The concept of value investing is very simple; buy assets for less than they are worth. The larger the discrepancy between price and value, the bigger the margin of safety. Intuitively, value investing makes sense. Not only does it make sense, it creates high returns.
Numerous studies have shown that buying assets for less than they are worth creates excess returns. The image below shows the performance of an equal weighted portfolio of the value decile (10% of stocks with lowest P/B) of stocks compared to the glamour decile (10% of stocks with highest P/B). A 20% CAGR over the period from 1926 to 2013 is nothing short of amazing.
Don’t Get Too Excited – Value Stocks Are Scary
Value investing is simple, but not easy. Stocks trading at a discount to their assets usually do so for a reason; because there are serious problems or questions about the business’ future. Many of the cheapest stocks are minimally covered by Wall Street. They tend to have small market caps and little trading volume. A typical deep value stock will have a low market cap and small daily volume. The company will be largely unknown, overlooked, and come with serious questions abou its future.
What stocks make up the value decile in the US today? There are 3,844 US stocks with P/B information available on Finviz. The value decile is composed of the 384 stocks with the lowest P/B value. The most well known companies in the value decile today are:
- Bank of America (BAC) – 0.73 P/B
- Citigroup (C) – 0.75 P/B
- American International Group (AIG) – 0.73 P/B
- Sprint Corporation (S) – 0.86 P/B
The companies above should not jump off the page and scream high quality businesses. Individual value stocks tend to be riskier than average. Not only are they riskier, they are also smaller. The median market cap of the value decile today is about $98 million. This is extremely small; keep in mind most small cap funds invest in stocks with market caps over $300 million.
Together We Are Strong
Individually, value stocks are highly risky. We can’t know beforehand which stocks will appreciate and return to fair value, and which stocks will see their businesses deteriorate. Value investing generates enormous returns on the whole, but which stocks will generate those returns is difficult to determine.
Can you really make money in them [stocks] without taking a serious risk? Yes indeed if you can find enough of them to make a diversified group, and if you don’t lose patience if they fail to advance soon after you buy them.
- Benjamin Graham, father of value investing
Unfortunately, undervalued stocks do not rebound when you buy them. Some may rebound to fair value in a month, others may take years, or may never rebound at all. Waiting for your dividend stocks to appreciate can be nerve racking. What if there were a way to generate strong returns while you waited for value stocks to appreciate?

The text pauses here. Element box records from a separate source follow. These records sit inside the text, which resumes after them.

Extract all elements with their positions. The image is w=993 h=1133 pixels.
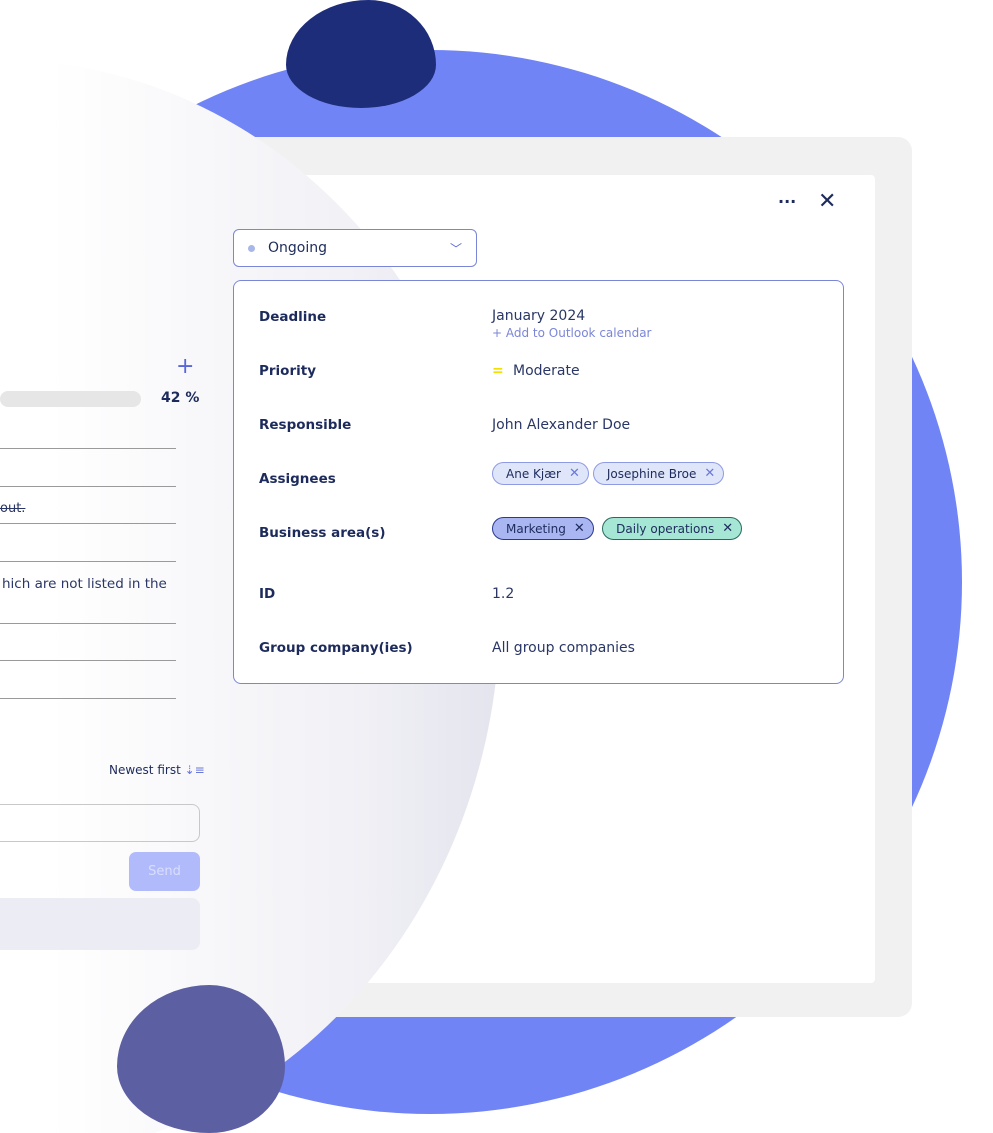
detail-label: Business area(s): [259, 525, 386, 541]
responsible-value[interactable]: John Alexander Doe: [492, 417, 630, 433]
add-to-calendar-link[interactable]: + Add to Outlook calendar: [492, 326, 652, 340]
chevron-down-icon: ﹀: [449, 241, 462, 256]
divider: [0, 660, 176, 661]
equals-icon: =: [492, 363, 504, 379]
assignee-chip[interactable]: Josephine Broe ✕: [592, 462, 725, 485]
id-value: 1.2: [492, 586, 515, 602]
group-company-value[interactable]: All group companies: [492, 640, 635, 656]
checklist-item[interactable]: hich are not listed in the: [2, 576, 167, 592]
sort-icon: ⇣≡: [184, 763, 205, 777]
remove-icon[interactable]: ✕: [574, 521, 585, 536]
divider: [0, 623, 176, 624]
divider: [0, 561, 176, 562]
details-card: Deadline January 2024 + Add to Outlook ca…: [233, 280, 844, 684]
divider: [0, 698, 176, 699]
priority-value[interactable]: Moderate: [513, 363, 580, 379]
add-icon[interactable]: +: [176, 354, 194, 379]
detail-label: ID: [259, 586, 276, 602]
detail-label: Group company(ies): [259, 640, 413, 656]
detail-label: Assignees: [259, 471, 336, 487]
deadline-value[interactable]: January 2024: [492, 308, 585, 324]
close-icon[interactable]: ✕: [818, 189, 836, 214]
sort-button[interactable]: Newest first ⇣≡: [109, 763, 205, 777]
detail-label: Priority: [259, 363, 316, 379]
send-button[interactable]: Send: [129, 852, 200, 891]
assignee-chip[interactable]: Ane Kjær ✕: [492, 462, 589, 485]
ellipsis-icon[interactable]: ···: [778, 192, 796, 211]
comment-box: [0, 898, 200, 950]
progress-bar: [0, 391, 141, 407]
left-panel: + 42 % out. hich are not listed in the N…: [0, 340, 205, 960]
remove-icon[interactable]: ✕: [722, 521, 733, 536]
divider: [0, 523, 176, 524]
remove-icon[interactable]: ✕: [704, 466, 715, 481]
status-dot: [248, 244, 255, 252]
business-area-chip[interactable]: Marketing ✕: [492, 517, 594, 540]
checklist-item[interactable]: out.: [0, 501, 25, 516]
status-dropdown[interactable]: Ongoing ﹀: [233, 229, 477, 267]
divider: [0, 448, 176, 449]
divider: [0, 486, 176, 487]
sort-label: Newest first: [109, 763, 181, 777]
business-area-chip[interactable]: Daily operations ✕: [602, 517, 743, 540]
detail-label: Responsible: [259, 417, 352, 433]
status-value: Ongoing: [268, 240, 327, 256]
progress-label: 42 %: [161, 390, 200, 406]
remove-icon[interactable]: ✕: [569, 466, 580, 481]
detail-label: Deadline: [259, 309, 327, 325]
comment-input[interactable]: [0, 804, 200, 842]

High Dividend Yields & Low Asset Values
Combining classic value investing with stocks that have high dividend yields provides psychological benefits. Instead of waiting for a stock to appreciate, you are paid to hold the stock. If it takes several years to recover, you will have created cash flows from the dividends on the stock. If the business recovers quickly, then you have a high CAGR resulting from capital appreciation. In this fashion, you protect yourself from mediocre returns from stocks that take multiple years to recover to fair value.
The 10 stocks with the highest dividend yields in the value decile are listed below. Companies that are investment trusts or limited partnerships were not included. Only ‘real businesses’ are below.
UPDATE: Roundy’s no longer pays a dividend. The rest of the stocks on the list currently pay dividends.
All of the above businesses have P/B ratios well below 1, and have high dividend yields. Roundy’s is a struggling grocery chain that will likely reduce or eliminate its dividend in the near future. Quad graphics is in the decidedly unpopular printing industry. There are several local banks on the list as well that could be potential takeover targets for larger corporations. Clearly, these are not the type of companies that are suitable for long-term investment. Rather, they are ‘cigar butt’ stocks.
If you buy a stock at a sufficiently low price, there will usually be some hiccup in the fortunes of the business that gives you a chance to unload at a decent profit, even though the long-term performance of the business may be terrible. I call this the “cigar butt” approach to investing. A cigar butt found on the street that has only one puff left in it may not offer much of a smoke, but the “bargain purchase” will make that puff all profit.
- Warren Buffett
The above list is a starting place for investors looking to build a portfolio of undervalued securities that pay you to wait for the to appreciate to fair value. Diversification of such a portfolio is key. One should hold at least 20 stocks to take advantage of the value effect while maintaining limited exposure to individual undervalued securities.